A Justiça do Amazonas considerou abusiva a prática de envio de boletos bancários sob a justificativa de “proposta de serviços”, quando estes aparecem diretamente no Débito Direto Autorizado (DDA) — sistema destinado a registrar cobranças reais.
A decisão do Juiz Antônio Carlos Marinho Bezerra, do Juizado Cível, condenou a empresa emissora a indenizar em R$ 3 mil por danos morais um estabelecimento comercial da capital, além de impor a obrigação de cessar os envios.
O caso
O processo teve origem após a empresa consumidora receber, durante meses, boletos no valor de R$ 619,80, lançados em sua conta corrente, que somaram quase R$ 2,5 mil, embora nunca tivesse contratado qualquer serviço. Mesmo após notificação extrajudicial para interromper a prática, as cobranças continuaram sendo enviadas ao sistema bancário.
A defesa
Em contestação, a ré alegou que os boletos não tinham caráter coercitivo, mas sim de “boletos-proposta”, facultativos, acompanhados de carta explicativa. Sustentou que não houve inscrição em órgãos de proteção ao crédito e que, portanto, não havia dano moral indenizável, apenas aborrecimento corriqueiro. Chegou a citar precedentes do STJ que afastam indenizações em hipóteses de envio isolado de boletos.
O fundamento judicial
O juiz Antonio Carlos Marinho Bezerra Júnior, em decisão, definiu que o caso era o de cobranças indevidas. Para ele, admitir que os boletos eram meras propostas significava reconhecer a inexistência de vínculo contratual. Assim, a utilização do DDA, criado para facilitar a gestão de dívidas reais, como veículo de propostas comerciais foi considerada desvio de finalidade e prática abusiva.

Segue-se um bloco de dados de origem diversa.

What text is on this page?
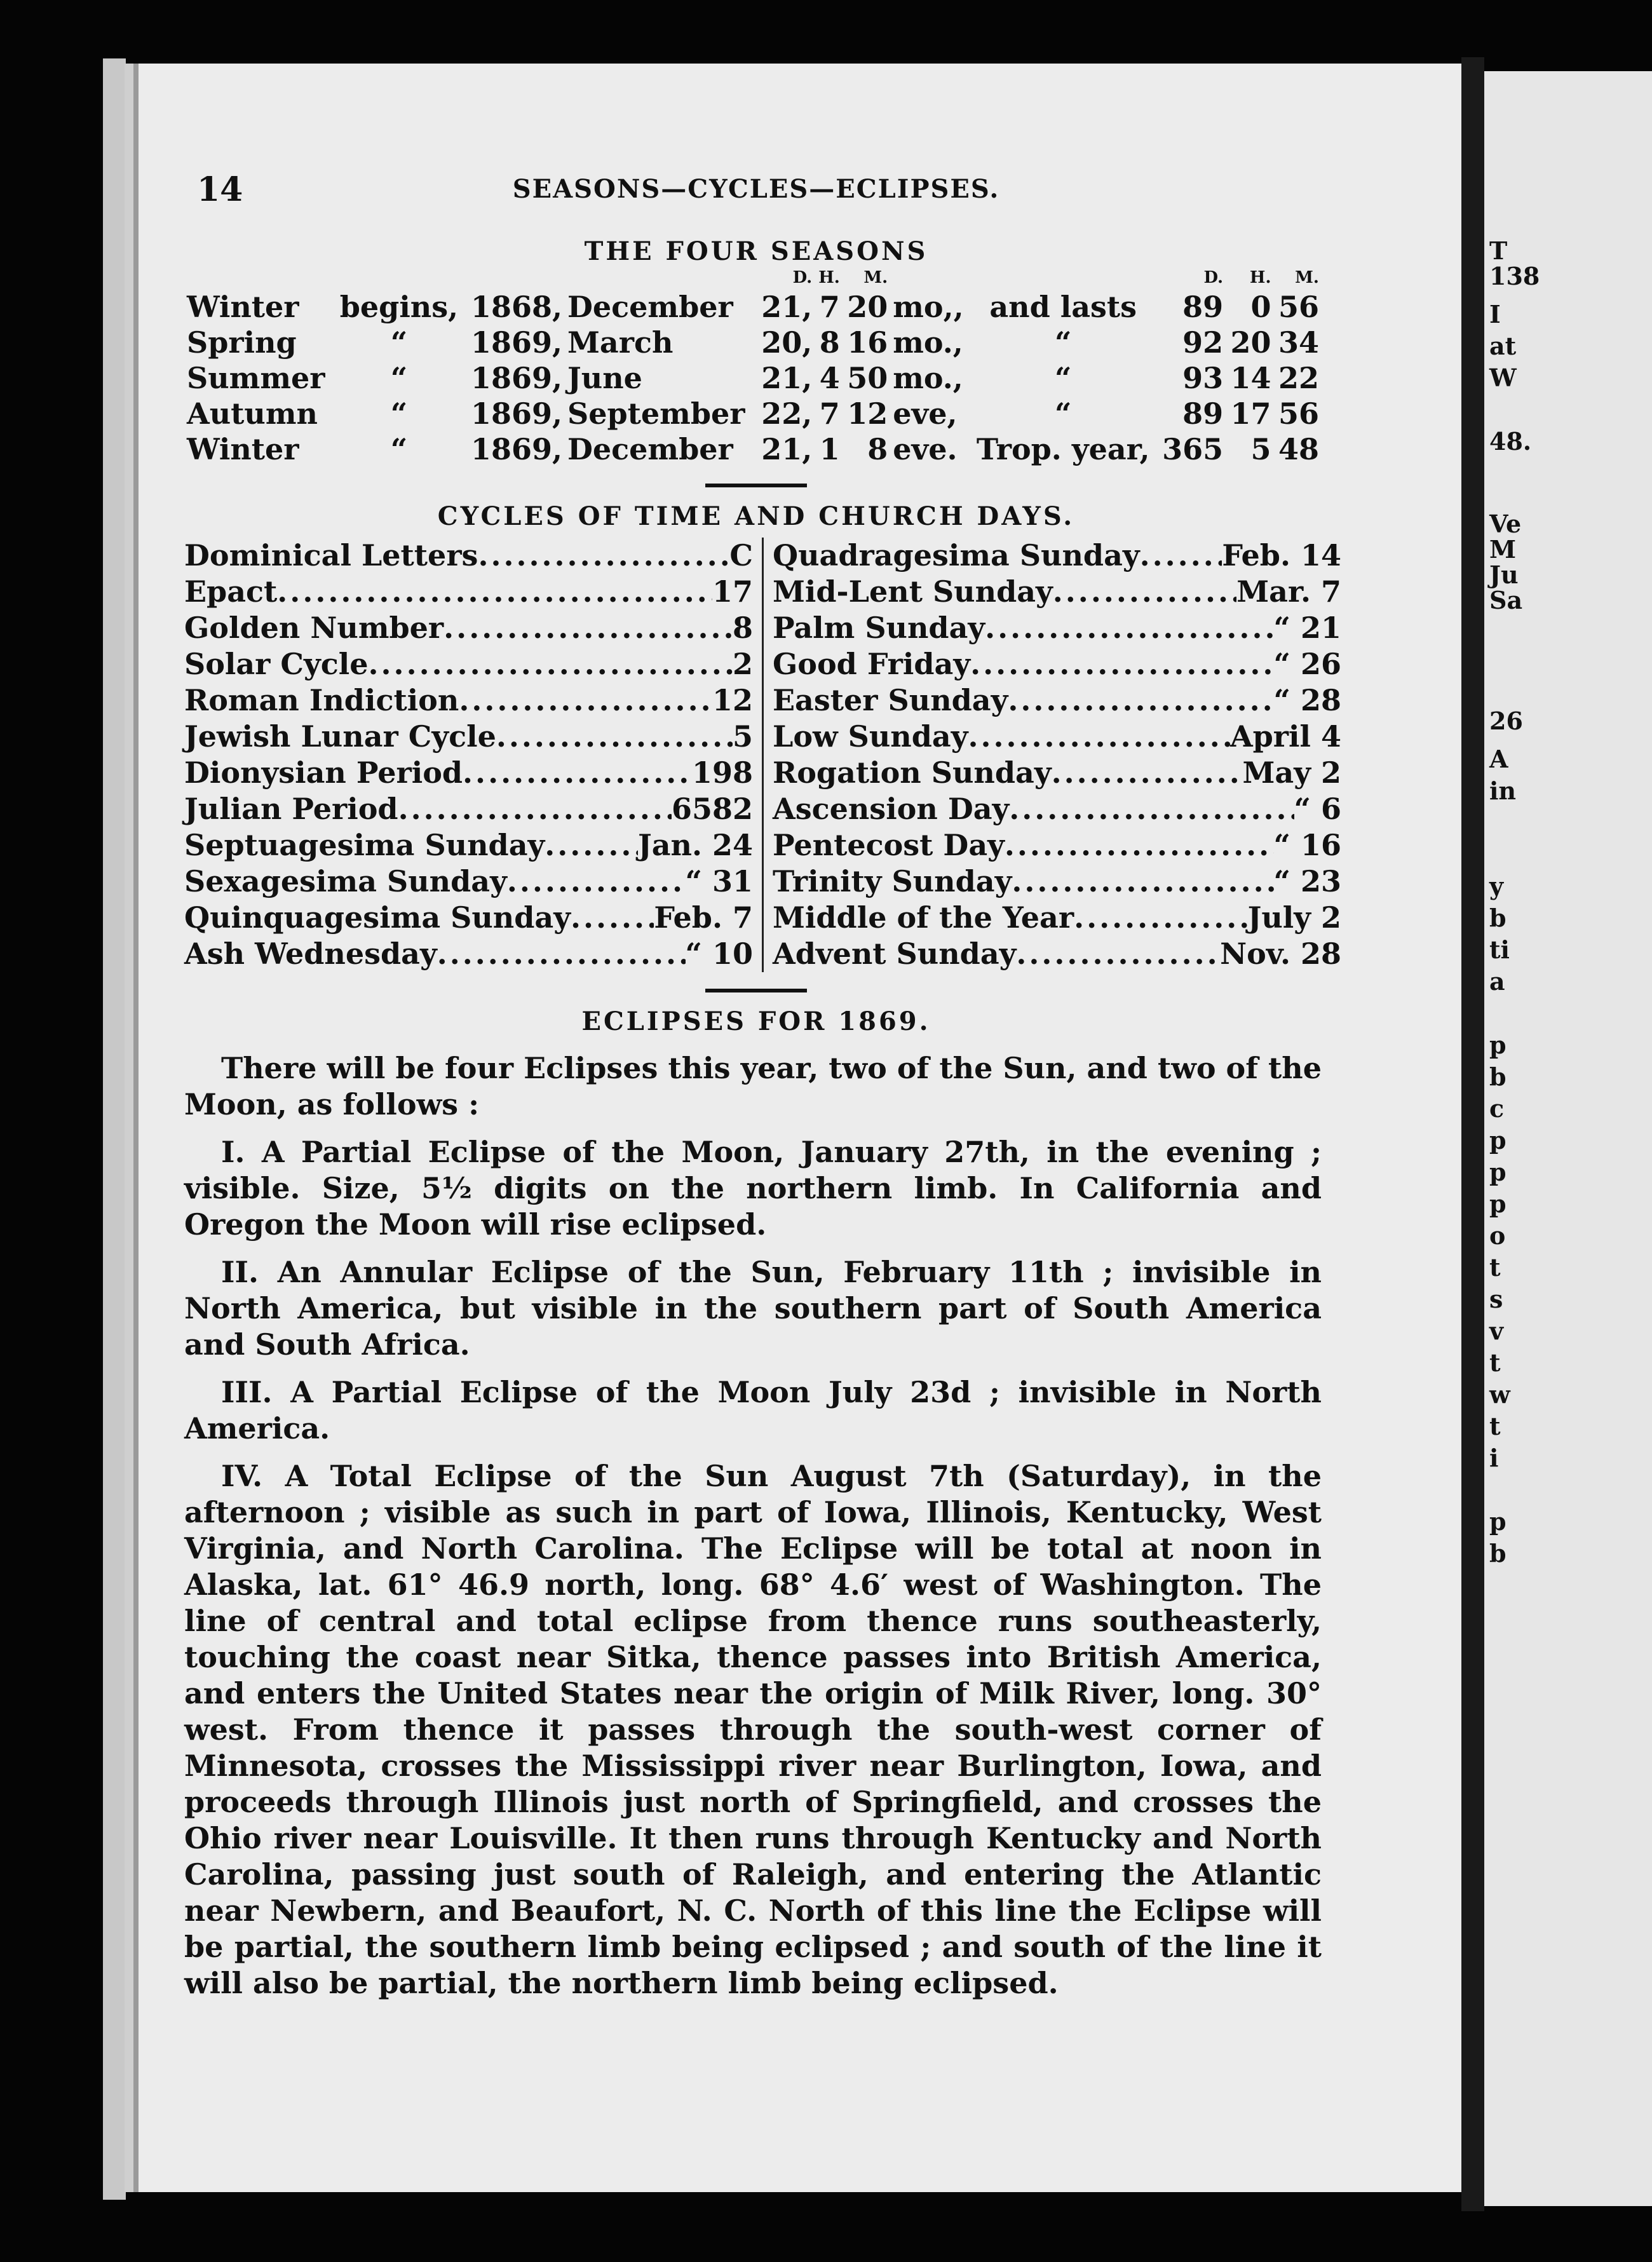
T
138
I
at
W
48.
Ve
M
Ju
Sa
26
A
in
y
b
ti
a
p
b
c
p
p
p
o
t
s
v
t
w
t
i
p
b
14	SEASONS—CYCLES—ECLIPSES.
THE FOUR SEASONS
				D.	H.	M.			D.	H.	M.
Winter	begins,	1868,	December	21,	7	20	mo,,	and lasts	89	0	56
Spring	“	1869,	March	20,	8	16	mo.,	“	92	20	34
Summer	“	1869,	June	21,	4	50	mo.,	“	93	14	22
Autumn	“	1869,	September	22,	7	12	eve,	“	89	17	56
Winter	“	1869,	December	21,	1	8	eve.	Trop. year,	365	5	48
CYCLES OF TIME AND CHURCH DAYS.
Dominical Letters .....	C
Epact .....	17
Golden Number .....	8
Solar Cycle .....	2
Roman Indiction .....	12
Jewish Lunar Cycle .....	5
Dionysian Period .....	198
Julian Period .....	6582
Septuagesima Sunday .....	Jan. 24
Sexagesima Sunday .....	“ 31
Quinquagesima Sunday .....	Feb. 7
Ash Wednesday .....	“ 10
Quadragesima Sunday .....	Feb. 14
Mid-Lent Sunday .....	Mar. 7
Palm Sunday .....	“ 21
Good Friday .....	“ 26
Easter Sunday .....	“ 28
Low Sunday .....	April 4
Rogation Sunday .....	May 2
Ascension Day .....	“ 6
Pentecost Day .....	“ 16
Trinity Sunday .....	“ 23
Middle of the Year .....	July 2
Advent Sunday .....	Nov. 28
ECLIPSES FOR 1869.

There will be four Eclipses this year, two of the Sun, and two of the Moon, as follows :

I. A Partial Eclipse of the Moon, January 27th, in the evening ; visible. Size, 5½ digits on the northern limb. In California and Oregon the Moon will rise eclipsed.

II. An Annular Eclipse of the Sun, February 11th ; invisible in North America, but visible in the southern part of South America and South Africa.

III. A Partial Eclipse of the Moon July 23d ; invisible in North America.

IV. A Total Eclipse of the Sun August 7th (Saturday), in the afternoon ; visible as such in part of Iowa, Illinois, Kentucky, West Virginia, and North Carolina. The Eclipse will be total at noon in Alaska, lat. 61° 46.9 north, long. 68° 4.6′ west of Washington. The line of central and total eclipse from thence runs southeasterly, touching the coast near Sitka, thence passes into British America, and enters the United States near the origin of Milk River, long. 30° west. From thence it passes through the south-west corner of Minnesota, crosses the Mississippi river near Burlington, Iowa, and proceeds through Illinois just north of Springfield, and crosses the Ohio river near Louisville. It then runs through Kentucky and North Carolina, passing just south of Raleigh, and entering the Atlantic near Newbern, and Beaufort, N. C. North of this line the Eclipse will be partial, the southern limb being eclipsed ; and south of the line it will also be partial, the northern limb being eclipsed.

O magistrado aplicou ainda a teoria do desvio produtivo do consumidor, ao reconhecer que o tempo despendido pelo estabelecimento para monitorar cobranças indevidas e evitar pagamentos equivocados configurou lesão indenizável, ultrapassando o mero dissabor.
A decisão
A sentença declarou a inexistência de relação jurídica entre as partes, determinou o cancelamento das cobranças já emitidas e proibiu a ré de enviar novos boletos, sob pena de multa diária de R$ 200 limitada a R$ 5 mil. Além disso, condenou ao pagamento de R$ 3 mil por danos morais, corrigidos pela taxa Selic, afastando a alegação de enriquecimento sem causa.
Contexto
A decisão reforça o entendimento de que, ainda sem negativação, a insistência em lançar cobranças pelo DDA sem respaldo contratual não pode ser tolerada. O julgamento evidencia que a tese de mero aborrecimento não se sustenta quando há prática reiterada e utilização de sistemas bancários em desacordo com sua finalidade.